We built the ducks’ bodies on styrofoam meat trays, added toilet paper tubes for necks and a wad of newspaper at the other end for a head. When the paper mache was dry, we painted our ducks and glued on orange construction-paper beaks.
We were Wisconsin school children, raised in the great Midwestern woodlands. Even though we were all city children, we had seen ducks, at park ponds, at the zoo, in general Wisconsin-y things. Woodland ducks, mallards with their deep green heads and necks and brown bodies. We painted our mallards. Most of us.
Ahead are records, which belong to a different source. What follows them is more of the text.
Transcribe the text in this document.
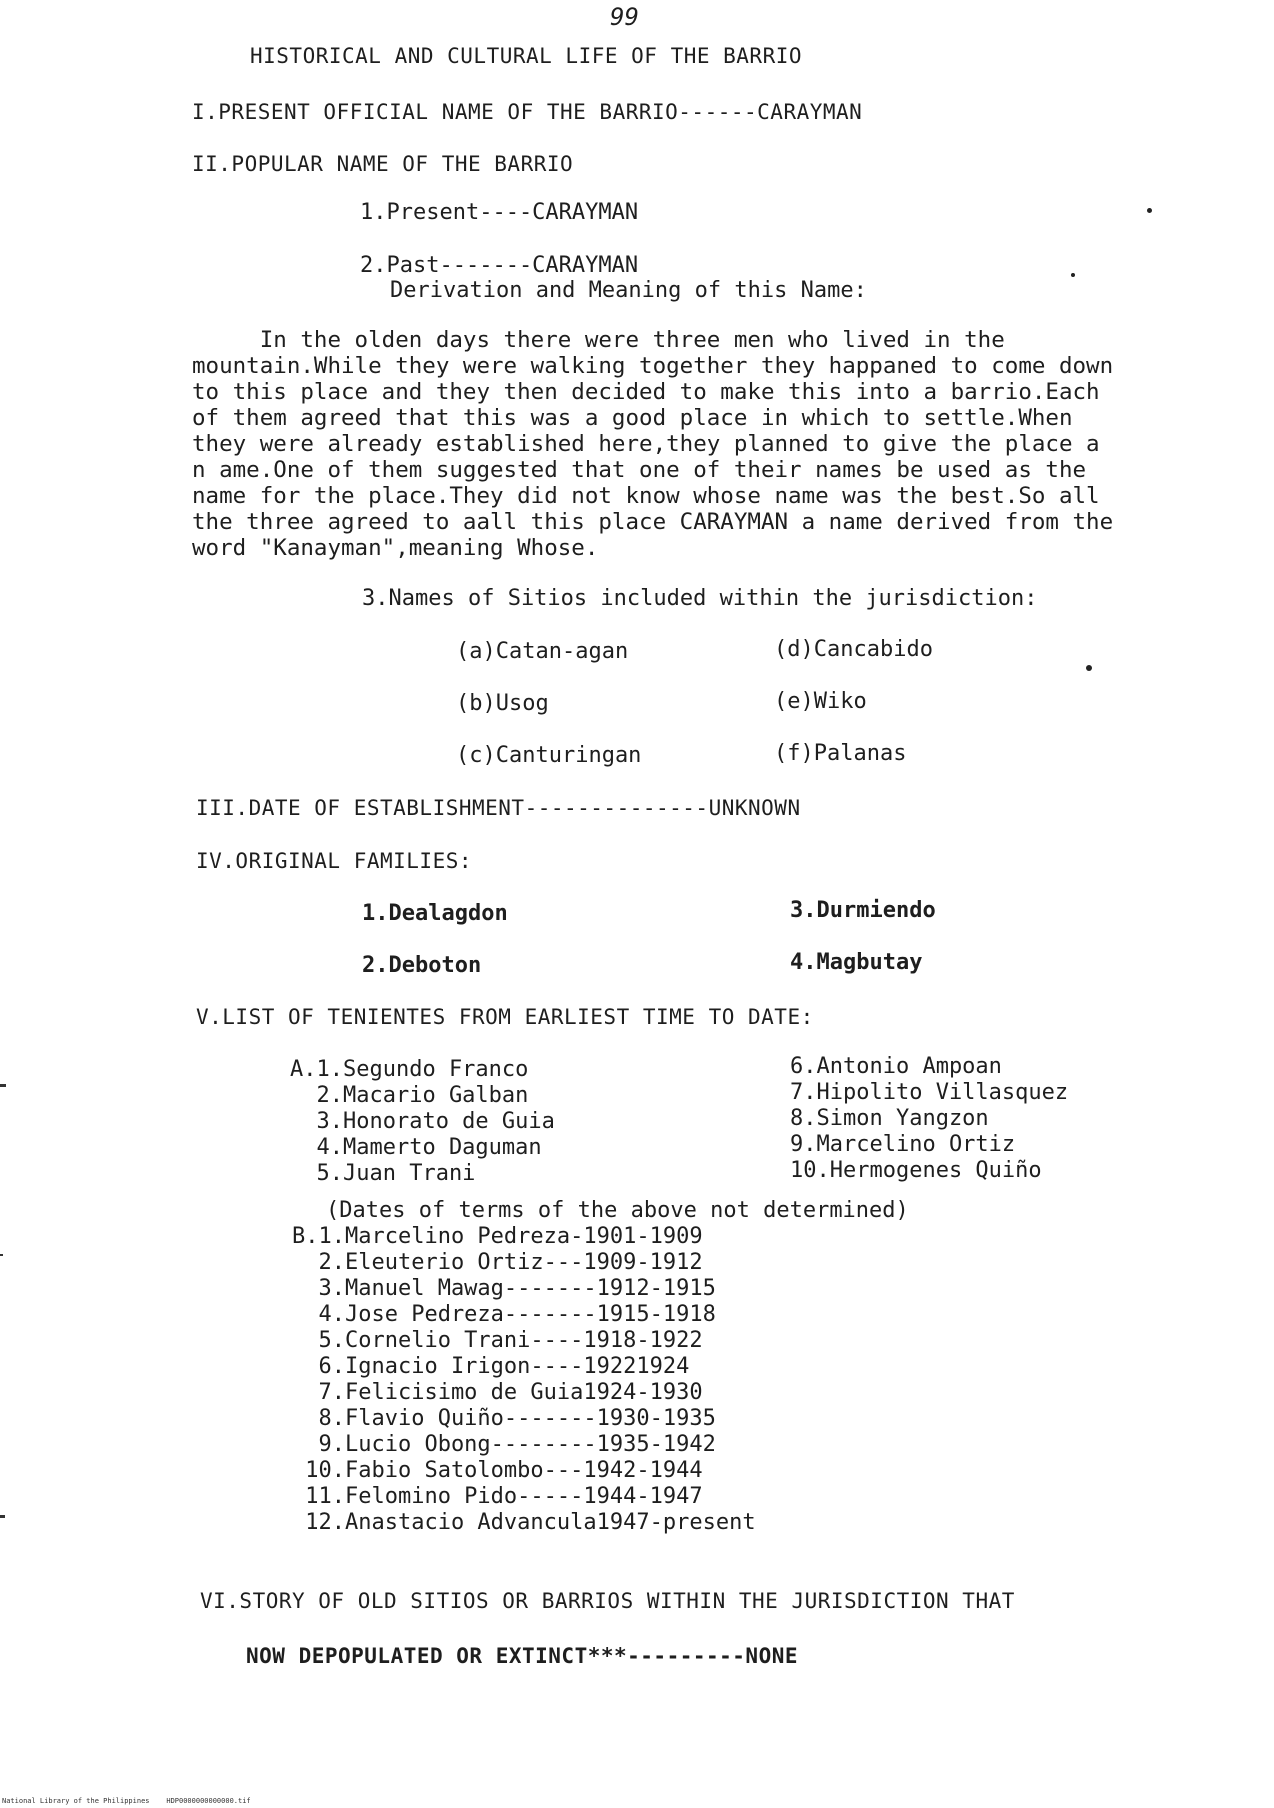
99
HISTORICAL AND CULTURAL LIFE OF THE BARRIO
I.PRESENT OFFICIAL NAME OF THE BARRIO------CARAYMAN
II.POPULAR NAME OF THE BARRIO
1.Present----CARAYMAN
2.Past-------CARAYMAN
Derivation and Meaning of this Name:
In the olden days there were three men who lived in the
mountain.While they were walking together they happaned to come down
to this place and they then decided to make this into a barrio.Each
of them agreed that this was a good place in which to settle.When
they were already established here,they planned to give the place a
n ame.One of them suggested that one of their names be used as the
name for the place.They did not know whose name was the best.So all
the three agreed to aall this place CARAYMAN a name derived from the
word "Kanayman",meaning Whose.
3.Names of Sitios included within the jurisdiction:
(a)Catan-agan
(b)Usog
(c)Canturingan
(d)Cancabido
(e)Wiko
(f)Palanas
III.DATE OF ESTABLISHMENT--------------UNKNOWN
IV.ORIGINAL FAMILIES:
1.Dealagdon
2.Deboton
3.Durmiendo
4.Magbutay
V.LIST OF TENIENTES FROM EARLIEST TIME TO DATE:
A.1.Segundo Franco
2.Macario Galban
3.Honorato de Guia
4.Mamerto Daguman
5.Juan Trani
6.Antonio Ampoan
7.Hipolito Villasquez
8.Simon Yangzon
9.Marcelino Ortiz
10.Hermogenes Quiño
(Dates of terms of the above not determined)
B.1.Marcelino Pedreza-1901-1909
2.Eleuterio Ortiz---1909-1912
3.Manuel Mawag-------1912-1915
4.Jose Pedreza-------1915-1918
5.Cornelio Trani----1918-1922
6.Ignacio Irigon----19221924
7.Felicisimo de Guia1924-1930
8.Flavio Quiño-------1930-1935
9.Lucio Obong--------1935-1942
10.Fabio Satolombo---1942-1944
11.Felomino Pido-----1944-1947
12.Anastacio Advancula1947-present
VI.STORY OF OLD SITIOS OR BARRIOS WITHIN THE JURISDICTION THAT
NOW DEPOPULATED OR EXTINCT***---------NONE
National Library of the Philippines    HDP0000000000000.tif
There was a girl in our class whose family had immigrated to the US from Laos. She did not paint her duck like a mallard. Her duck was a white duck with little blue feathers on the wings. In addition to her art skills being far superior to mine, her duck was completely beautiful. I was vey jealous. How come she got to paint her duck to be pretty? Why did hers get to be different? Why did she get to be creative?
Every time I see a picture of ducks in a Heifer or World Vision catalog, I think of the girl in my class. Those ducks look like her duck.
Someone, maybe even me in my head, muttered, “doesn’t she even know what a duck looks like?” We were the ones who didn’t know.